Dans ce même rapport, nous est jouée la ritournelle d’un impôt supplémentaire sur les très hauts patrimoines pour soutenir ce nouveau besoin de financement. À mon sens, cet « ISF vert » ne constitue pas une réponse crédible, et ce pour deux raisons, l’une de principe et l’autre d’efficacité.
D’une part, sur le principe, augmenter la fiscalité sur le capital pour réaliser ces investissements, c’est sous-entendre que le capital ne contribue pas à la transition écologique. Or l’État ne détient pas seul la solution (si tel était le cas, l’Accord de Paris conclu par des États aurait déjà permis de résoudre le problème…). Je défends pour ma part une approche focalisée sur les entreprises, qui peuvent développer de nouvelles technologies de rupture grâce à l’innovation et à la concurrence. Fiscaliser davantage le capital, c’est décourager la prise de risque et dégrader la compétitivité de la France, et donc ralentir la transition écologique.
D’autre part, je crois que nous devons agir non par dogmatisme mais par pragmatisme, en privilégiant les mesures les plus efficaces. Or pour surmonter ce mur d’investissements, il faut mobiliser les capitaux privés pour financer la transition écologique, plutôt que de taxer encore et toujours. C’est plus agréable pour le contribuable et plus efficace pour le climat. Ça tombe bien : l’argent public est rare et l’argent privé abondant. Un chiffre illustre parfaitement cela : la sur-épargne accumulée par les ménages pendant la crise sanitaire avoisine les 175 milliards d’euros, à mettre en perspective avec les 100 milliards d’euros du Plan de relance du Gouvernement, essentiellement financés par de la dette publique…

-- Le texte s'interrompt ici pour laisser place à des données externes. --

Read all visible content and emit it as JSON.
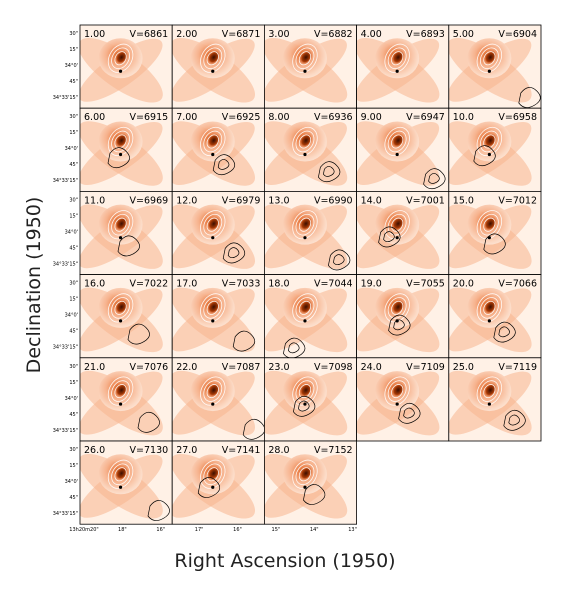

Charge aux décideurs publics de trouver les bons mécanismes pour drainer les capitaux privés vers la transition écologique. Pour ma part, je défends trois principes cohérents :
- Le pilotage par les résultats, en affinant les référentiels de mesure des émissions carbone et en les rendant accessibles au plus grand nombre possible d’acteurs économiques ;
- La neutralité technologique, car ce n’est pas à la puissance publique de décider a priori – et éventuellement pour de mauvaises raisons – des technologies les plus vertueuses sur le plan écologique ;
- La neutralité sectorielle, car il ne faut pas pénaliser des secteurs très émetteurs de gaz à effet de serre, comme l’agriculture ou la sidérurgie, mais au contraire leur permettre d’opérer leur transition pour améliorer leur empreinte carbone.

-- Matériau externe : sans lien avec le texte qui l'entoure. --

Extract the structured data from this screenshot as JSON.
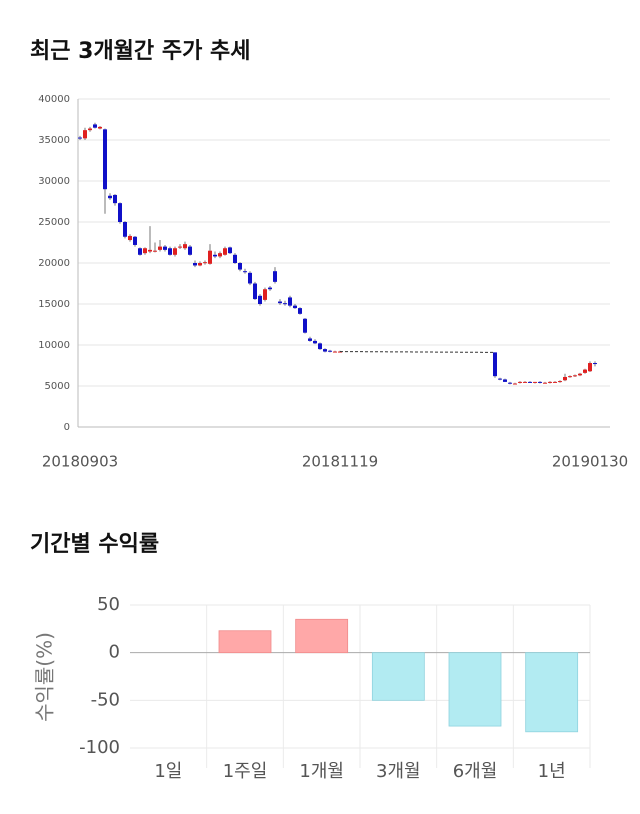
{
  "chart_data": [
    {
      "type": "candlestick",
      "title": "최근 3개월간 주가 추세",
      "categories": [
        "20180903",
        null,
        null,
        null,
        null,
        null,
        null,
        null,
        null,
        null,
        null,
        null,
        null,
        null,
        null,
        null,
        null,
        null,
        null,
        null,
        null,
        null,
        null,
        null,
        null,
        null,
        null,
        null,
        null,
        null,
        null,
        null,
        null,
        null,
        null,
        null,
        null,
        null,
        null,
        null,
        null,
        null,
        null,
        null,
        null,
        null,
        null,
        null,
        null,
        null,
        null,
        null,
        "20181119",
        null,
        null,
        null,
        null,
        null,
        null,
        null,
        null,
        null,
        null,
        null,
        null,
        null,
        null,
        null,
        null,
        null,
        null,
        null,
        null,
        null,
        null,
        null,
        null,
        null,
        null,
        null,
        null,
        null,
        null,
        null,
        null,
        null,
        null,
        null,
        null,
        null,
        null,
        null,
        null,
        null,
        null,
        null,
        null,
        null,
        null,
        null,
        null,
        null,
        "20190130",
        null
      ],
      "values": [
        [
          35300,
          35500,
          35000,
          35200
        ],
        [
          35200,
          36500,
          35000,
          36200
        ],
        [
          36200,
          36600,
          36000,
          36400
        ],
        [
          36900,
          37100,
          36400,
          36500
        ],
        [
          36400,
          36700,
          36300,
          36600
        ],
        [
          36300,
          36400,
          26000,
          29000
        ],
        [
          28200,
          28500,
          27700,
          27900
        ],
        [
          28300,
          28400,
          27000,
          27300
        ],
        [
          27300,
          27400,
          24800,
          25000
        ],
        [
          25000,
          25100,
          23000,
          23200
        ],
        [
          22800,
          23500,
          22600,
          23300
        ],
        [
          23200,
          23300,
          22000,
          22200
        ],
        [
          21800,
          21900,
          20900,
          21000
        ],
        [
          21200,
          21900,
          21000,
          21800
        ],
        [
          21400,
          24500,
          21200,
          21600
        ],
        [
          21500,
          22500,
          21300,
          21500
        ],
        [
          21600,
          22800,
          21400,
          22000
        ],
        [
          22000,
          22200,
          21400,
          21600
        ],
        [
          21800,
          22000,
          20900,
          21000
        ],
        [
          21000,
          22000,
          20800,
          21800
        ],
        [
          21900,
          22300,
          21700,
          22000
        ],
        [
          21800,
          22600,
          21600,
          22300
        ],
        [
          22000,
          22200,
          20900,
          21000
        ],
        [
          20000,
          20300,
          19500,
          19700
        ],
        [
          19700,
          20200,
          19600,
          20000
        ],
        [
          20000,
          20300,
          19800,
          20100
        ],
        [
          19900,
          22300,
          19800,
          21500
        ],
        [
          21000,
          21400,
          20600,
          20800
        ],
        [
          20800,
          21400,
          20600,
          21200
        ],
        [
          21000,
          22000,
          20900,
          21800
        ],
        [
          21900,
          22000,
          21100,
          21200
        ],
        [
          21000,
          21200,
          19900,
          20000
        ],
        [
          20000,
          20100,
          19000,
          19200
        ],
        [
          19000,
          19300,
          18700,
          18900
        ],
        [
          18800,
          19000,
          17300,
          17500
        ],
        [
          17500,
          17700,
          15500,
          15600
        ],
        [
          16000,
          16200,
          14800,
          15000
        ],
        [
          15500,
          17000,
          15300,
          16800
        ],
        [
          17000,
          17200,
          16600,
          16800
        ],
        [
          19000,
          19500,
          17500,
          17700
        ],
        [
          15300,
          15600,
          14900,
          15100
        ],
        [
          15100,
          15400,
          14800,
          15000
        ],
        [
          15800,
          16000,
          14600,
          14800
        ],
        [
          14800,
          15000,
          14400,
          14500
        ],
        [
          14500,
          14600,
          13700,
          13800
        ],
        [
          13200,
          13300,
          11400,
          11500
        ],
        [
          10800,
          11000,
          10400,
          10500
        ],
        [
          10500,
          10700,
          10100,
          10200
        ],
        [
          10200,
          10300,
          9400,
          9500
        ],
        [
          9500,
          9600,
          9100,
          9200
        ],
        [
          9300,
          9400,
          9100,
          9200
        ],
        [
          9200,
          9300,
          9100,
          9200
        ],
        [
          9200,
          9300,
          9100,
          9200
        ],
        null,
        null,
        null,
        null,
        null,
        null,
        null,
        null,
        null,
        null,
        null,
        null,
        null,
        null,
        null,
        null,
        null,
        null,
        null,
        null,
        null,
        null,
        null,
        null,
        null,
        null,
        null,
        null,
        null,
        null,
        [
          9100,
          9100,
          6000,
          6200
        ],
        [
          5900,
          6000,
          5700,
          5800
        ],
        [
          5800,
          5900,
          5500,
          5500
        ],
        [
          5400,
          5500,
          5200,
          5300
        ],
        [
          5300,
          5400,
          5200,
          5300
        ],
        [
          5400,
          5600,
          5300,
          5500
        ],
        [
          5500,
          5600,
          5400,
          5500
        ],
        [
          5500,
          5600,
          5400,
          5400
        ],
        [
          5400,
          5500,
          5300,
          5500
        ],
        [
          5500,
          5600,
          5300,
          5400
        ],
        [
          5400,
          5500,
          5300,
          5400
        ],
        [
          5400,
          5600,
          5300,
          5500
        ],
        [
          5500,
          5600,
          5400,
          5500
        ],
        [
          5500,
          5700,
          5400,
          5600
        ],
        [
          5700,
          6500,
          5600,
          6100
        ],
        [
          6100,
          6300,
          6000,
          6200
        ],
        [
          6200,
          6400,
          6100,
          6300
        ],
        [
          6300,
          6600,
          6200,
          6500
        ],
        [
          6600,
          7100,
          6500,
          7000
        ],
        [
          6800,
          8000,
          6700,
          7800
        ],
        [
          7800,
          8000,
          7400,
          7700
        ]
      ],
      "up_color": "#e02020",
      "down_color": "#1010c8",
      "ylim": [
        0,
        40000
      ],
      "yticks": [
        0,
        5000,
        10000,
        15000,
        20000,
        25000,
        30000,
        35000,
        40000
      ],
      "grid": true
    },
    {
      "type": "bar",
      "title": "기간별 수익률",
      "y_label": "수익률(%)",
      "categories": [
        "1일",
        "1주일",
        "1개월",
        "3개월",
        "6개월",
        "1년"
      ],
      "values": [
        0,
        23,
        35,
        -50,
        -77,
        -83
      ],
      "positive_color": "#ffa8a8",
      "negative_color": "#b2ebf2",
      "ylim": [
        -100,
        50
      ],
      "yticks": [
        -100,
        -50,
        0,
        50
      ],
      "grid": true
    }
  ]
}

En matière de R&D et d’innovation, quels sont les dispositifs fiscaux existants (crédit d’impôt, abattement, amortissement etc.) ? Et quels sont les plus efficaces selon vous ? Est-ce un atout ou au contraire, un poids pour l’industrie française ?

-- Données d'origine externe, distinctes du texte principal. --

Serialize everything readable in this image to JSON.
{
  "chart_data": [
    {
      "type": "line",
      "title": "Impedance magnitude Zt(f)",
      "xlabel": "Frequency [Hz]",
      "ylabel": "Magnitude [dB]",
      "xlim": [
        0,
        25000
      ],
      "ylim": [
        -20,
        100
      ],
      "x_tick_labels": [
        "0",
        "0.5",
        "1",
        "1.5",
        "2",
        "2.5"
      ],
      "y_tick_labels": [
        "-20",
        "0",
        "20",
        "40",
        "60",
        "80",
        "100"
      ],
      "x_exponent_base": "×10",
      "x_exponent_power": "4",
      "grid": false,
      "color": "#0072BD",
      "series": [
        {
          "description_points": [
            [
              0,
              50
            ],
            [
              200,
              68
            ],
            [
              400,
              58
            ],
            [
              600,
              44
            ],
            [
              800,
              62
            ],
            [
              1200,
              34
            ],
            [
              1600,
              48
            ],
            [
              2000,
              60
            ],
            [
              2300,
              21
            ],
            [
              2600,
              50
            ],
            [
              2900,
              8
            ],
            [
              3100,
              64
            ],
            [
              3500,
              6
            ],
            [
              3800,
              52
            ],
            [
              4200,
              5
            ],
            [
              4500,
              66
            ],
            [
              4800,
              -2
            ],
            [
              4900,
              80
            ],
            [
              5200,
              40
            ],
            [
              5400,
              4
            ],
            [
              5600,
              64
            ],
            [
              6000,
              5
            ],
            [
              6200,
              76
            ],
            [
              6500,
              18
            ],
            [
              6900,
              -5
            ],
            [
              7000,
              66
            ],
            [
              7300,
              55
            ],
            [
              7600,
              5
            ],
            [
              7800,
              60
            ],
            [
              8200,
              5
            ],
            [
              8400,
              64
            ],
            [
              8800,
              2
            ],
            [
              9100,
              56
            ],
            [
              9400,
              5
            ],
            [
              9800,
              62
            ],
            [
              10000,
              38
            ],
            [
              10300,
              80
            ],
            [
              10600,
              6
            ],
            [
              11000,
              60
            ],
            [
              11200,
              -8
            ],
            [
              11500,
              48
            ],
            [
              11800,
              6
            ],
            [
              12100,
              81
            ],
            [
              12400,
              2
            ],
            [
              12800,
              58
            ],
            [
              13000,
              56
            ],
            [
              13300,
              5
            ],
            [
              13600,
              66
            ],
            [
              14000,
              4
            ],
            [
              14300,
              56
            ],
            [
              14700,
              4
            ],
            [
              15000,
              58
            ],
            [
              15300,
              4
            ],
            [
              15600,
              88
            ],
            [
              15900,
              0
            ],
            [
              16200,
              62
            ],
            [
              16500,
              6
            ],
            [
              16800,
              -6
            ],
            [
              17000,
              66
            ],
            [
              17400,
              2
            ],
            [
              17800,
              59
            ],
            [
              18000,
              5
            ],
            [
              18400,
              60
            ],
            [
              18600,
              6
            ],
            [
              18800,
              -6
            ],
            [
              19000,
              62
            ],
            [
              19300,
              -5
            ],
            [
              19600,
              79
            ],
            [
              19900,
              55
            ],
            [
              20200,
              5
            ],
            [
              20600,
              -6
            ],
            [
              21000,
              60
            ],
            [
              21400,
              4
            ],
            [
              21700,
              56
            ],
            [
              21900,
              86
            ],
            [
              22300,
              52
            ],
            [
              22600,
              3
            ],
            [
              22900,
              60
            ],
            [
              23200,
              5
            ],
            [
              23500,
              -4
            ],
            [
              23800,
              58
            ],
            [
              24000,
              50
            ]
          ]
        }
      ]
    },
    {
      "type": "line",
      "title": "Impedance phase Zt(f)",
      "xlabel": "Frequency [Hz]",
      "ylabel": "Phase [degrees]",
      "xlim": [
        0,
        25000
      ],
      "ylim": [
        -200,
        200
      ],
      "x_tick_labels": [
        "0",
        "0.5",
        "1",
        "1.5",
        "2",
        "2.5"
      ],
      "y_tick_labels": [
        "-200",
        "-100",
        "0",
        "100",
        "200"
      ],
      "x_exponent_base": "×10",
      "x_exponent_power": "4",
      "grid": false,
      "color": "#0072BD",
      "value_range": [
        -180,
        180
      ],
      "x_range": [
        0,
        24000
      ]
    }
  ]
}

En juin 2022, j’ai rendu public un rapport d’information intitulé « Transformer l’essai de l’innovation : un impératif pour réindustrialiser la France ». Je suis convaincue qu’il n’y aura pas de transition écologique sans réindustrialisation du pays, et qu’il n’y aura pas de réindustrialisation sans innovation. Pour améliorer notre bilan carbone, il semble en effet plus pertinent de produire en France, où nous bénéficions d’un mix énergétique peu carboné, plutôt que de faire produire nos biens à l’étranger et de les importer ensuite ; mais pour pouvoir ouvrir de nouvelles chaînes de production en France, il nous faut absolument miser sur l’innovation.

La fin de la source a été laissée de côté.